Haute figure du style que l’on a pu déjà entendre avec Joëlle Léandre, Jean-Luc Cappozzo entre autres, et parmi les splendides projets de ‘The Bridge’ par exemple… Dans ce lieu qui incite généralement au silence, à la méditation et au recueillement, la contrebasse attaque avec force, exploitée dans toutes les capacités de son registre, et plus, avec des ascensions chromatiques chargées d’ostinati, d’un vibrato qui fait friser le quart de ton,  à travers un son charnu qui n’est pas sans rappeler Charlie Haden (hommage!?), tout l’édifice de pierre, et le cœur des fidèles, pardon c’est l’émotion, des auditeurs attentifs, résonnent d’une communion de complicité dans un sentiment de partage d’un moment sacré (séparé de l’extérieur, pour aborder le cœur du sujet : soi-même).

Bernard SantacruzEt ça décolle. Les cordes, le bois, sont frappés, frottés, caressés, triturés, exploités jusqu’à ce que mais… Cordes étirées comme d’une guitare électrique, d’un sitar, d’un Mingus. Et puis des harmonies, plein, partout, tout le manche, et plus, et plein l’église, touchée percée, dans les recoins les plus inaccessibles ;  et attendre, entendre une résolution qui ne viendra plus. Une suite à venir, à deviner, à l’archet.

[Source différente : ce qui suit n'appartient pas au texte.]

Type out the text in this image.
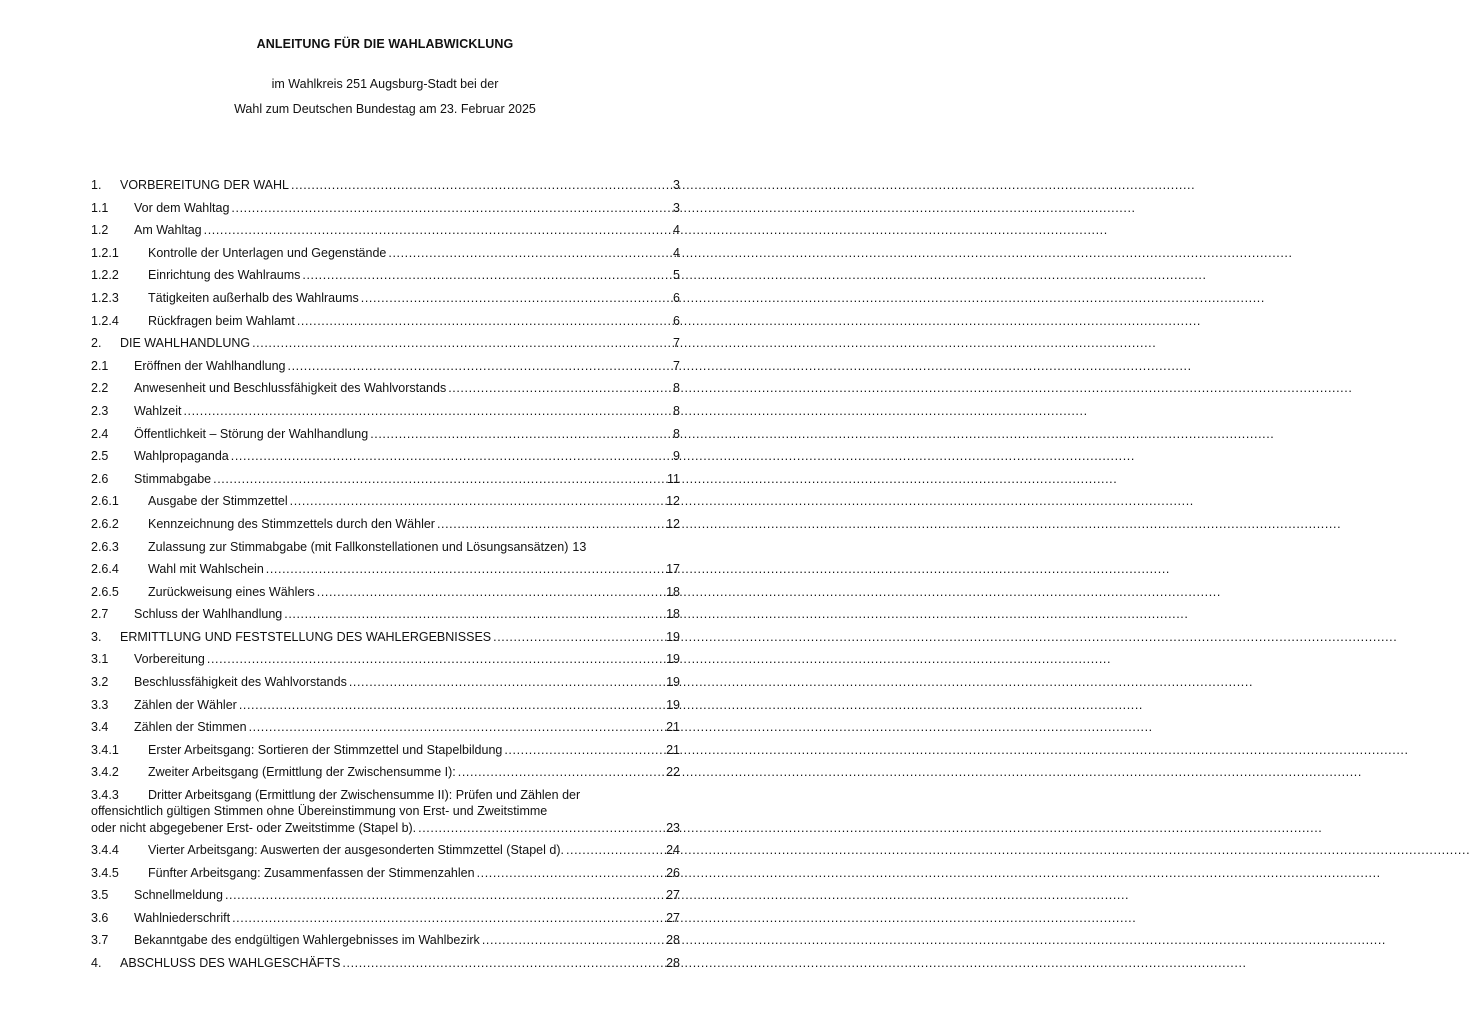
ANLEITUNG FÜR DIE WAHLABWICKLUNG
im Wahlkreis 251 Augsburg-Stadt bei der
Wahl zum Deutschen Bundestag am 23. Februar 2025
1.	VORBEREITUNG DER WAHL .....	3
1.1	Vor dem Wahltag .....	3
1.2	Am Wahltag .....	4
1.2.1	Kontrolle der Unterlagen und Gegenstände .....	4
1.2.2	Einrichtung des Wahlraums .....	5
1.2.3	Tätigkeiten außerhalb des Wahlraums .....	6
1.2.4	Rückfragen beim Wahlamt .....	6
2.	DIE WAHLHANDLUNG .....	7
2.1	Eröffnen der Wahlhandlung .....	7
2.2	Anwesenheit und Beschlussfähigkeit des Wahlvorstands .....	8
2.3	Wahlzeit .....	8
2.4	Öffentlichkeit – Störung der Wahlhandlung .....	8
2.5	Wahlpropaganda .....	9
2.6	Stimmabgabe .....	11
2.6.1	Ausgabe der Stimmzettel .....	12
2.6.2	Kennzeichnung des Stimmzettels durch den Wähler .....	12
2.6.3	Zulassung zur Stimmabgabe (mit Fallkonstellationen und Lösungsansätzen) 13
2.6.4	Wahl mit Wahlschein .....	17
2.6.5	Zurückweisung eines Wählers .....	18
2.7	Schluss der Wahlhandlung .....	18
3.	ERMITTLUNG UND FESTSTELLUNG DES WAHLERGEBNISSES .....	19
3.1	Vorbereitung .....	19
3.2	Beschlussfähigkeit des Wahlvorstands .....	19
3.3	Zählen der Wähler .....	19
3.4	Zählen der Stimmen .....	21
3.4.1	Erster Arbeitsgang: Sortieren der Stimmzettel und Stapelbildung .....	21
3.4.2	Zweiter Arbeitsgang (Ermittlung der Zwischensumme I): .....	22
3.4.3	Dritter Arbeitsgang (Ermittlung der Zwischensumme II): Prüfen und Zählen der
offensichtlich gültigen Stimmen ohne Übereinstimmung von Erst- und Zweitstimme
oder nicht abgegebener Erst- oder Zweitstimme (Stapel b). .....	23
3.4.4	Vierter Arbeitsgang: Auswerten der ausgesonderten Stimmzettel (Stapel d). .....	24
3.4.5	Fünfter Arbeitsgang: Zusammenfassen der Stimmenzahlen .....	26
3.5	Schnellmeldung .....	27
3.6	Wahlniederschrift .....	27
3.7	Bekanntgabe des endgültigen Wahlergebnisses im Wahlbezirk .....	28
4.	ABSCHLUSS DES WAHLGESCHÄFTS .....	28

Les sons, douceurs et fulgurances, enveloppent chaque détail de toute matière présente. Le son s’élève et enlève âme et esprit, qui s’en vont venir se mélanger aux sculptures ornant les chapiteaux des colonnes, de pierre blanche et pure, comme les notes connues ou pas, qui jaillissent de ce bel instrument, et de ce drôle  de p’tit grand bonhomme. Maintenant, il accroche des pinces à linge sur les cordes. Bizarre, comme des tambours étouffés, comme des pédales d’effets, bio. Souvenir suranné de jeu jouet à inventer. Alors on joue. Une ritournelle. Le son s’organise, jazzy, à la ‘Nola’. Allez, chiche qu’on serait dimanche et que c’est la fête… voilà, et la chanson continue, plus loin, où le relais sera repris par d’autres, poursuivant le chantier en marche.

          Juste le temps de traverser quelques champs de maïs, prendre air et soleil. Près de l’eau, sous les arbres, nous attendent déjà Jean COHEN et Fred ROUDET, soprano/bugle, ténor /trompette.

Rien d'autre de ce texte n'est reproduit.